La patologia influisce fortemente sulla qualità di vita dei pazienti. “È difficile prevedere quando potrebbe verificarsi un attacco, generalmente molto doloroso, e ciò contribuisce senza dubbio all’impatto invalidante della malattia sulla vita di tutti i giorni, anche dal punto di vista psicologico”, afferma Pietro Mantovano, presidente dell’Associazione A.A.E.E. APS-ETS. “Le conseguenze di tale disagio si ripercuotono non solo sulla vita privata, ma anche sul percorso lavorativo del paziente. Una diagnosi corretta, l’accesso e la disponibilità dei farmaci e dei presidi terapeutici necessari sia alla prevenzione che alla cura della patologia, oltre alla garanzia di un’assistenza continua, sono elementi che possono sicuramente agevolare la vita di queste persone.”

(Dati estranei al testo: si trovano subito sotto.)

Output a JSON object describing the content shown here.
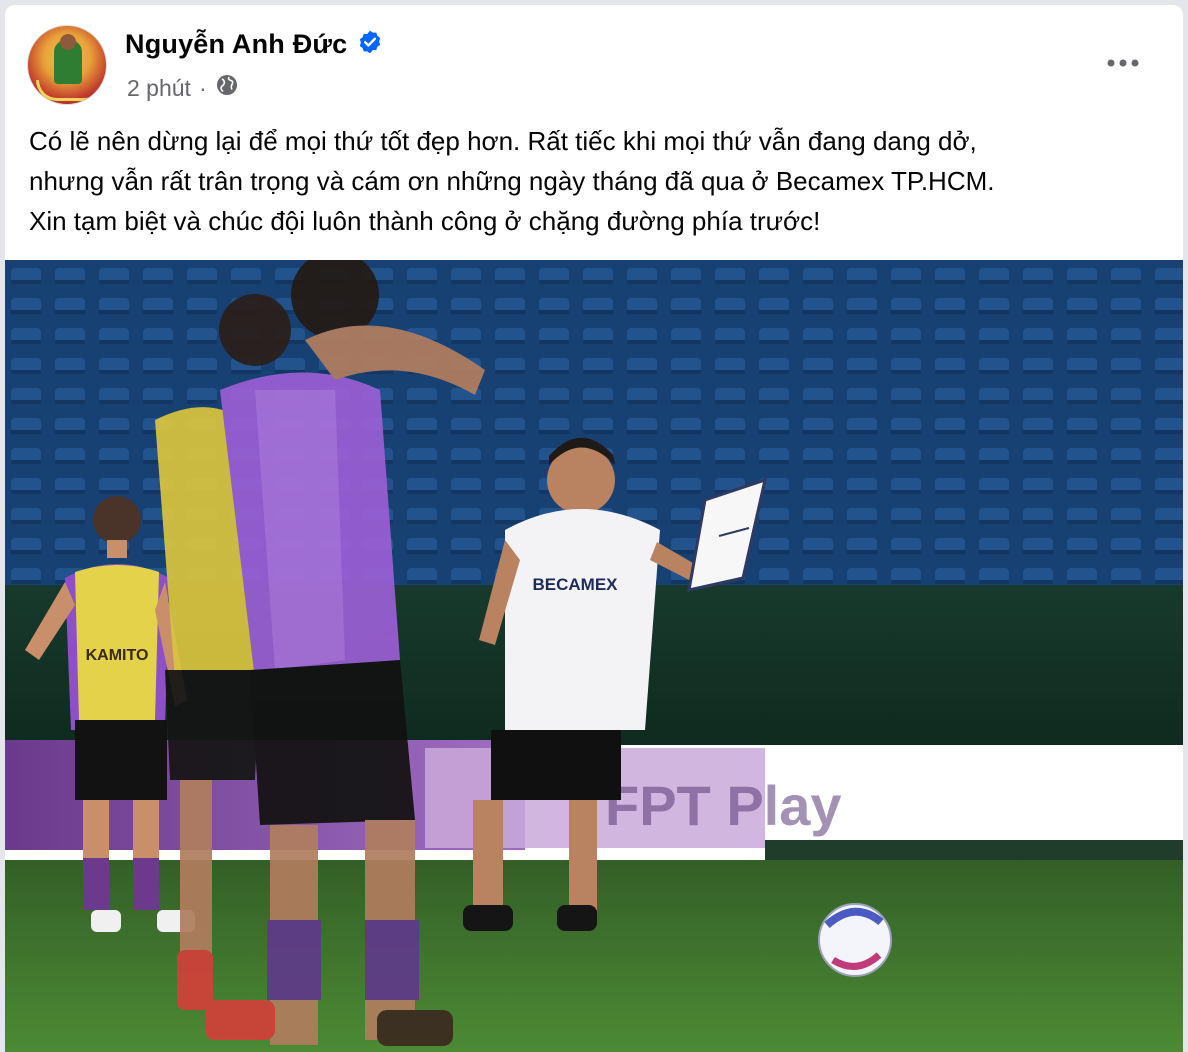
{
  "post": {
    "author_name": "Nguyễn Anh Đức",
    "verified": true,
    "timestamp": "2 phút",
    "separator": "·",
    "privacy_icon": "globe-icon",
    "more_icon": "more-horizontal-icon",
    "text_lines": [
      "Có lẽ nên dừng lại để mọi thứ tốt đẹp hơn. Rất tiếc khi mọi thứ vẫn đang dang dở,",
      "nhưng vẫn rất trân trọng và cám ơn những ngày tháng đã qua ở Becamex TP.HCM.",
      "Xin tạm biệt và chúc đội luôn thành công ở chặng đường phía trước!"
    ],
    "photo": {
      "shirt_text": "BECAMEX",
      "bib_text": "KAMITO",
      "board_text": "FPT Play"
    }
  },
  "colors": {
    "verified_blue": "#0866ff",
    "secondary_text": "#65676b",
    "primary_text": "#050505",
    "stand_blue": "#1c4f8a",
    "pitch_green": "#3f7a2c",
    "purple_kit": "#8e4fc9"
  }
}
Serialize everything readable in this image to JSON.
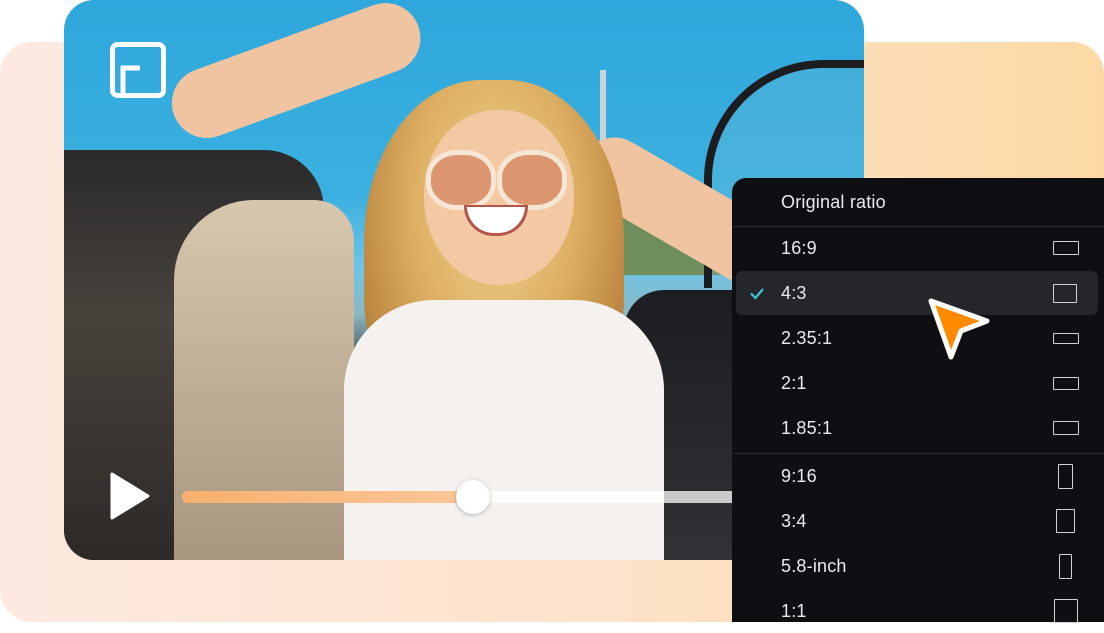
{
  "player": {
    "progress_percent": 52,
    "accent_color": "#f7b06d",
    "fullscreen_icon": "aspect-ratio-icon",
    "play_icon": "play-icon"
  },
  "ratio_menu": {
    "header": "Original ratio",
    "selected": "4:3",
    "check_color": "#3ec7d6",
    "groups": [
      [
        {
          "label": "16:9",
          "shape": "landscape-wide"
        },
        {
          "label": "4:3",
          "shape": "landscape"
        },
        {
          "label": "2.35:1",
          "shape": "landscape-ultrawide"
        },
        {
          "label": "2:1",
          "shape": "landscape-wide"
        },
        {
          "label": "1.85:1",
          "shape": "landscape-wide"
        }
      ],
      [
        {
          "label": "9:16",
          "shape": "portrait-tall"
        },
        {
          "label": "3:4",
          "shape": "portrait"
        },
        {
          "label": "5.8-inch",
          "shape": "portrait-narrow"
        },
        {
          "label": "1:1",
          "shape": "square"
        }
      ]
    ]
  },
  "pointer": {
    "icon": "cursor-arrow-icon",
    "color": "#ff8a00"
  }
}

Attualmente esistono varie possibilità terapeutiche per i pazienti con angioedema ereditario, rese disponibili anche a domicilio. “Innanzitutto è necessario distinguere la terapia dell’attacco acuto, cioè di emergenza, dalle profilassi a breve e lungo termine”, dichiara Giuseppe Spadaro, responsabile del Centro di Riferimento Campano per la Diagnosi e la Terapia dell’Angioedema Ereditario presso l’Università degli Studi di Napoli Federico II. “Per quanto riguarda la prima, consiste nella somministrazione di farmaci quali il C1 inibitore umano emoderivato, il C1 inibitore ricombinante e l’antagonista del recettore della bradichinina. La somministrazione di tali farmaci può effettuarsi in Pronto Soccorso, ma da diversi anni la maggior parte dei pazienti la effettua al proprio domicilio dopo corsi di addestramento (self-administration) effettuati al paziente e/o al caregiver. L’home therapy, dunque, rappresenta uno strumento efficace e sicuro per intervenire precocemente negli attacchi acuti e nella profilassi a lungo termine e offre ai pazienti un maggior controllo sulla gestione del trattamento e di conseguenza della malattia. Discorso diverso, invece, per le profilassi a breve e lungo termine”, aggiunge Spadaro. “Nel caso della profilassi a breve termine, che serve a prevenire la comparsa dell’angioedema dopo manovre endoscopiche o interventi chirurgici, si somministra il C1 inibitore umano emoderivato 2 ore prima e solo in alcuni casi 24 ore prima della procedura, associati talora a terapia orale con androgeni attenuati. Per la profilassi a lungo termine, indicata per i pazienti che presentano frequenti attacchi di angioedema o che hanno fenotipo severo, si fa ricorso agli androgeni attenuati per via orale o alla somministrazione endovenosa di C1 inibitore umano emoderivato ogni 3-4 giorni o alla somministrazione, salvo complicazioni, dell’anticorpo monoclonale anti-callicreina, e solo nell’età pediatrica (età <12 anni) ai farmaci antifibrinolitici.”